Macht Zucker Kinder wirklich hyperaktiv?

Macht Zucker Kinder wirklich hyperaktiv?


Es gibt keine eindeutigen wissenschaftlichen Beweise dafür, dass Zucker Hyperaktivität fördert, Experten gehen jedoch davon aus, dass wir alle davon profitieren würden, wenn wir unseren Konsum von Süßigkeiten reduzieren würden.

Eine Warnung, die von Generation zu Generation weitergegeben wurde: Wenn man einem Kind zu viele Süßigkeiten gibt, prallt es von den Wänden ab. Aber gibt es wissenschaftliche Beweise dafür, dass Zucker zu übermäßigem Essen führt? Noch nicht, sagt Amanda Avery, außerordentliche Professorin für Ernährung und Diätetik an der University of Nottingham.

Laut Professor Avery gibt es Theorien, die Zucker mit Verhaltensänderungen in Verbindung bringen. Einer davon ergibt sich aus der Art und Weise, wie Zucker das Belohnungssystem des Körpers aktiviert und so zu einem Anstieg des „Wohlfühl-Neurotransmitters“ Dopamin führt.

„Erhöhte Dopaminspiegel können mit Verhaltensänderungen verbunden sein, zu denen auch Phasen der Hyperaktivität gehören können.“ sagt Avery.

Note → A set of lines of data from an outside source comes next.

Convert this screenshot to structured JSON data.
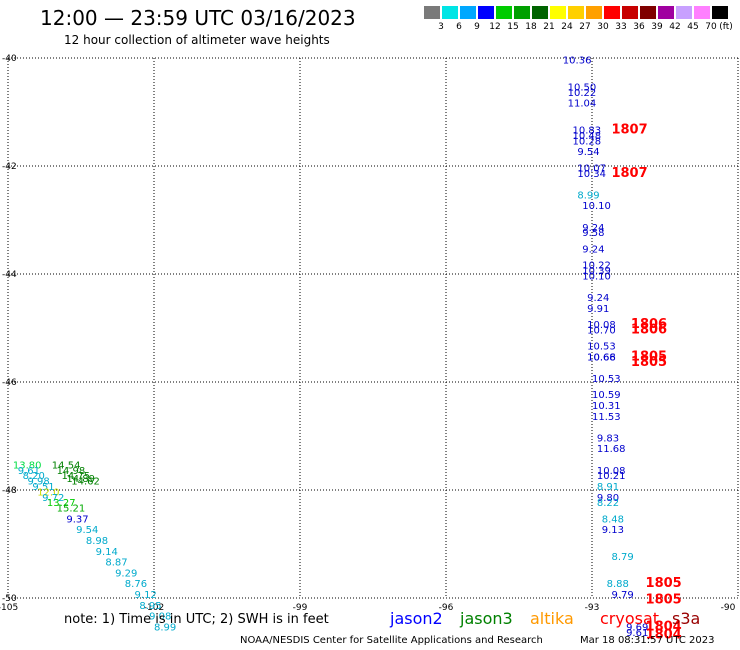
{
  "header": {
    "title": "12:00 — 23:59 UTC 03/16/2023",
    "subtitle": "12 hour collection of altimeter wave heights"
  },
  "color_scale": {
    "unit": "(ft)",
    "bins": [
      {
        "label": "3",
        "color": "#7a7a7a"
      },
      {
        "label": "6",
        "color": "#00e5e5"
      },
      {
        "label": "9",
        "color": "#00a8ff"
      },
      {
        "label": "12",
        "color": "#0000ff"
      },
      {
        "label": "15",
        "color": "#00cc00"
      },
      {
        "label": "18",
        "color": "#00a000"
      },
      {
        "label": "21",
        "color": "#006400"
      },
      {
        "label": "24",
        "color": "#ffff00"
      },
      {
        "label": "27",
        "color": "#ffd000"
      },
      {
        "label": "30",
        "color": "#ffa000"
      },
      {
        "label": "33",
        "color": "#ff0000"
      },
      {
        "label": "36",
        "color": "#c80000"
      },
      {
        "label": "39",
        "color": "#800000"
      },
      {
        "label": "42",
        "color": "#a000a0"
      },
      {
        "label": "45",
        "color": "#c8a0ff"
      },
      {
        "label": "70",
        "color": "#ff80ff"
      },
      {
        "label": "",
        "color": "#000000"
      }
    ]
  },
  "map": {
    "lon_ticks": [
      "-105",
      "-102",
      "-99",
      "-96",
      "-93",
      "-90"
    ],
    "lat_ticks": [
      "-40",
      "-42",
      "-44",
      "-46",
      "-48",
      "-50"
    ],
    "lon_range": [
      -105,
      -90
    ],
    "lat_range": [
      -40,
      -50
    ]
  },
  "observations": [
    {
      "lon": -93.6,
      "lat": -40.1,
      "text": "10.36",
      "color": "#0000cc"
    },
    {
      "lon": -93.5,
      "lat": -40.6,
      "text": "10.50",
      "color": "#0000cc"
    },
    {
      "lon": -93.5,
      "lat": -40.7,
      "text": "10.22",
      "color": "#0000cc"
    },
    {
      "lon": -93.5,
      "lat": -40.9,
      "text": "11.04",
      "color": "#0000cc"
    },
    {
      "lon": -93.4,
      "lat": -41.4,
      "text": "10.83",
      "color": "#0000cc"
    },
    {
      "lon": -93.4,
      "lat": -41.5,
      "text": "10.48",
      "color": "#0000cc"
    },
    {
      "lon": -93.4,
      "lat": -41.6,
      "text": "10.28",
      "color": "#0000cc"
    },
    {
      "lon": -93.3,
      "lat": -41.8,
      "text": "9.54",
      "color": "#0000cc"
    },
    {
      "lon": -93.3,
      "lat": -42.1,
      "text": "10.07",
      "color": "#0000cc"
    },
    {
      "lon": -93.3,
      "lat": -42.2,
      "text": "10.34",
      "color": "#0000cc"
    },
    {
      "lon": -93.3,
      "lat": -42.6,
      "text": "8.99",
      "color": "#00aacc"
    },
    {
      "lon": -93.2,
      "lat": -42.8,
      "text": "10.10",
      "color": "#0000cc"
    },
    {
      "lon": -93.2,
      "lat": -43.2,
      "text": "9.24",
      "color": "#0000cc"
    },
    {
      "lon": -93.2,
      "lat": -43.3,
      "text": "9.58",
      "color": "#0000cc"
    },
    {
      "lon": -93.2,
      "lat": -43.6,
      "text": "9.24",
      "color": "#0000cc"
    },
    {
      "lon": -93.2,
      "lat": -43.9,
      "text": "10.22",
      "color": "#0000cc"
    },
    {
      "lon": -93.2,
      "lat": -44.0,
      "text": "10.39",
      "color": "#0000cc"
    },
    {
      "lon": -93.2,
      "lat": -44.1,
      "text": "10.10",
      "color": "#0000cc"
    },
    {
      "lon": -93.1,
      "lat": -44.5,
      "text": "9.24",
      "color": "#0000cc"
    },
    {
      "lon": -93.1,
      "lat": -44.7,
      "text": "9.91",
      "color": "#0000cc"
    },
    {
      "lon": -93.1,
      "lat": -45.0,
      "text": "10.08",
      "color": "#0000cc"
    },
    {
      "lon": -93.1,
      "lat": -45.1,
      "text": "10.70",
      "color": "#0000cc"
    },
    {
      "lon": -93.1,
      "lat": -45.4,
      "text": "10.53",
      "color": "#0000cc"
    },
    {
      "lon": -93.1,
      "lat": -45.6,
      "text": "10.68",
      "color": "#0000cc"
    },
    {
      "lon": -93.1,
      "lat": -45.6,
      "text": "10.66",
      "color": "#0000cc"
    },
    {
      "lon": -93.0,
      "lat": -46.0,
      "text": "10.53",
      "color": "#0000cc"
    },
    {
      "lon": -93.0,
      "lat": -46.3,
      "text": "10.59",
      "color": "#0000cc"
    },
    {
      "lon": -93.0,
      "lat": -46.5,
      "text": "10.31",
      "color": "#0000cc"
    },
    {
      "lon": -93.0,
      "lat": -46.7,
      "text": "11.53",
      "color": "#0000cc"
    },
    {
      "lon": -92.9,
      "lat": -47.1,
      "text": "9.83",
      "color": "#0000cc"
    },
    {
      "lon": -92.9,
      "lat": -47.3,
      "text": "11.68",
      "color": "#0000cc"
    },
    {
      "lon": -92.9,
      "lat": -47.7,
      "text": "10.08",
      "color": "#0000cc"
    },
    {
      "lon": -92.9,
      "lat": -47.8,
      "text": "10.21",
      "color": "#0000cc"
    },
    {
      "lon": -92.9,
      "lat": -48.0,
      "text": "8.91",
      "color": "#00aacc"
    },
    {
      "lon": -92.9,
      "lat": -48.2,
      "text": "9.80",
      "color": "#0000cc"
    },
    {
      "lon": -92.9,
      "lat": -48.3,
      "text": "8.22",
      "color": "#00aacc"
    },
    {
      "lon": -92.8,
      "lat": -48.6,
      "text": "8.48",
      "color": "#00aacc"
    },
    {
      "lon": -92.8,
      "lat": -48.8,
      "text": "9.13",
      "color": "#0000cc"
    },
    {
      "lon": -92.6,
      "lat": -49.3,
      "text": "8.79",
      "color": "#00aacc"
    },
    {
      "lon": -92.7,
      "lat": -49.8,
      "text": "8.88",
      "color": "#00aacc"
    },
    {
      "lon": -92.6,
      "lat": -50.0,
      "text": "9.79",
      "color": "#0000cc"
    },
    {
      "lon": -92.3,
      "lat": -50.6,
      "text": "9.69",
      "color": "#0000cc"
    },
    {
      "lon": -92.3,
      "lat": -50.7,
      "text": "9.61",
      "color": "#0000cc"
    },
    {
      "lon": -104.9,
      "lat": -47.6,
      "text": "13.80",
      "color": "#00dd44"
    },
    {
      "lon": -104.8,
      "lat": -47.7,
      "text": "9.61",
      "color": "#00aacc"
    },
    {
      "lon": -104.7,
      "lat": -47.8,
      "text": "8.20",
      "color": "#00aacc"
    },
    {
      "lon": -104.6,
      "lat": -47.9,
      "text": "9.98",
      "color": "#00aacc"
    },
    {
      "lon": -104.5,
      "lat": -48.0,
      "text": "9.51",
      "color": "#00aacc"
    },
    {
      "lon": -104.4,
      "lat": -48.1,
      "text": "12.0",
      "color": "#ccdd00"
    },
    {
      "lon": -104.3,
      "lat": -48.2,
      "text": "9.72",
      "color": "#00aacc"
    },
    {
      "lon": -104.2,
      "lat": -48.3,
      "text": "13.27",
      "color": "#00cc00"
    },
    {
      "lon": -104.0,
      "lat": -48.4,
      "text": "15.21",
      "color": "#00aa00"
    },
    {
      "lon": -103.8,
      "lat": -48.6,
      "text": "9.37",
      "color": "#0000cc"
    },
    {
      "lon": -103.6,
      "lat": -48.8,
      "text": "9.54",
      "color": "#00aacc"
    },
    {
      "lon": -103.4,
      "lat": -49.0,
      "text": "8.98",
      "color": "#00aacc"
    },
    {
      "lon": -103.2,
      "lat": -49.2,
      "text": "9.14",
      "color": "#00aacc"
    },
    {
      "lon": -103.0,
      "lat": -49.4,
      "text": "8.87",
      "color": "#00aacc"
    },
    {
      "lon": -102.8,
      "lat": -49.6,
      "text": "9.29",
      "color": "#00aacc"
    },
    {
      "lon": -102.6,
      "lat": -49.8,
      "text": "8.76",
      "color": "#00aacc"
    },
    {
      "lon": -102.4,
      "lat": -50.0,
      "text": "9.12",
      "color": "#00aacc"
    },
    {
      "lon": -102.3,
      "lat": -50.2,
      "text": "8.95",
      "color": "#00aacc"
    },
    {
      "lon": -102.1,
      "lat": -50.4,
      "text": "9.08",
      "color": "#00aacc"
    },
    {
      "lon": -102.0,
      "lat": -50.6,
      "text": "8.99",
      "color": "#00aacc"
    },
    {
      "lon": -104.1,
      "lat": -47.6,
      "text": "14.54",
      "color": "#008000"
    },
    {
      "lon": -104.0,
      "lat": -47.7,
      "text": "14.98",
      "color": "#008000"
    },
    {
      "lon": -103.9,
      "lat": -47.8,
      "text": "14.75",
      "color": "#008000"
    },
    {
      "lon": -103.8,
      "lat": -47.85,
      "text": "14.89",
      "color": "#008000"
    },
    {
      "lon": -103.7,
      "lat": -47.9,
      "text": "14.62",
      "color": "#008000"
    },
    {
      "lon": -92.6,
      "lat": -41.4,
      "text": "1807",
      "color": "#ff0000"
    },
    {
      "lon": -92.6,
      "lat": -42.2,
      "text": "1807",
      "color": "#ff0000"
    },
    {
      "lon": -92.2,
      "lat": -45.0,
      "text": "1806",
      "color": "#ff0000"
    },
    {
      "lon": -92.2,
      "lat": -45.1,
      "text": "1806",
      "color": "#ff0000"
    },
    {
      "lon": -92.2,
      "lat": -45.6,
      "text": "1805",
      "color": "#ff0000"
    },
    {
      "lon": -92.2,
      "lat": -45.7,
      "text": "1805",
      "color": "#ff0000"
    },
    {
      "lon": -91.9,
      "lat": -49.8,
      "text": "1805",
      "color": "#ff0000"
    },
    {
      "lon": -91.9,
      "lat": -50.1,
      "text": "1805",
      "color": "#ff0000"
    },
    {
      "lon": -91.9,
      "lat": -50.6,
      "text": "1804",
      "color": "#ff0000"
    },
    {
      "lon": -91.9,
      "lat": -50.75,
      "text": "1804",
      "color": "#ff0000"
    }
  ],
  "footer": {
    "note": "note:  1) Time is in UTC;  2) SWH is in feet",
    "missions": [
      {
        "label": "jason2",
        "color": "#0000ff"
      },
      {
        "label": "jason3",
        "color": "#008000"
      },
      {
        "label": "altika",
        "color": "#ff9900"
      },
      {
        "label": "cryosat",
        "color": "#ff0000"
      },
      {
        "label": "s3a",
        "color": "#990000"
      }
    ],
    "credit": "NOAA/NESDIS Center for Satellite Applications and Research",
    "timestamp": "Mar 18 08:31:57 UTC 2023"
  }
}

Eine andere Theorie geht davon aus, dass der Verzehr großer Zuckermengen einen Anstieg und dann einen schnellen Abfall des Blutzuckerspiegels verursachen kann, was als reaktive Hypoglykämie bezeichnet wird. Dies kann zu Verhaltensänderungen führen, die teilweise als Hyperaktivität interpretiert werden können.

Es gibt jedoch kaum Beweise, die diese Theorien stützen. Nicht nur, weil Hyperaktivität außerhalb ihres klinischen Kontextes als Symptom der Aufmerksamkeitsdefizit-Hyperaktivitätsstörung (ADHS) subjektiv ist: „Was ein Elternteil als hyperaktiv bezeichnen könnte, könnte ein anderer als energisch empfinden.“

Die bisherige Forschung hat nur begrenzte Zusammenhänge zwischen Zuckerkonsum und hyperaktivem Verhalten festgestellt, vor allem bei Kindern, bei denen bereits ADHS diagnostiziert wurde.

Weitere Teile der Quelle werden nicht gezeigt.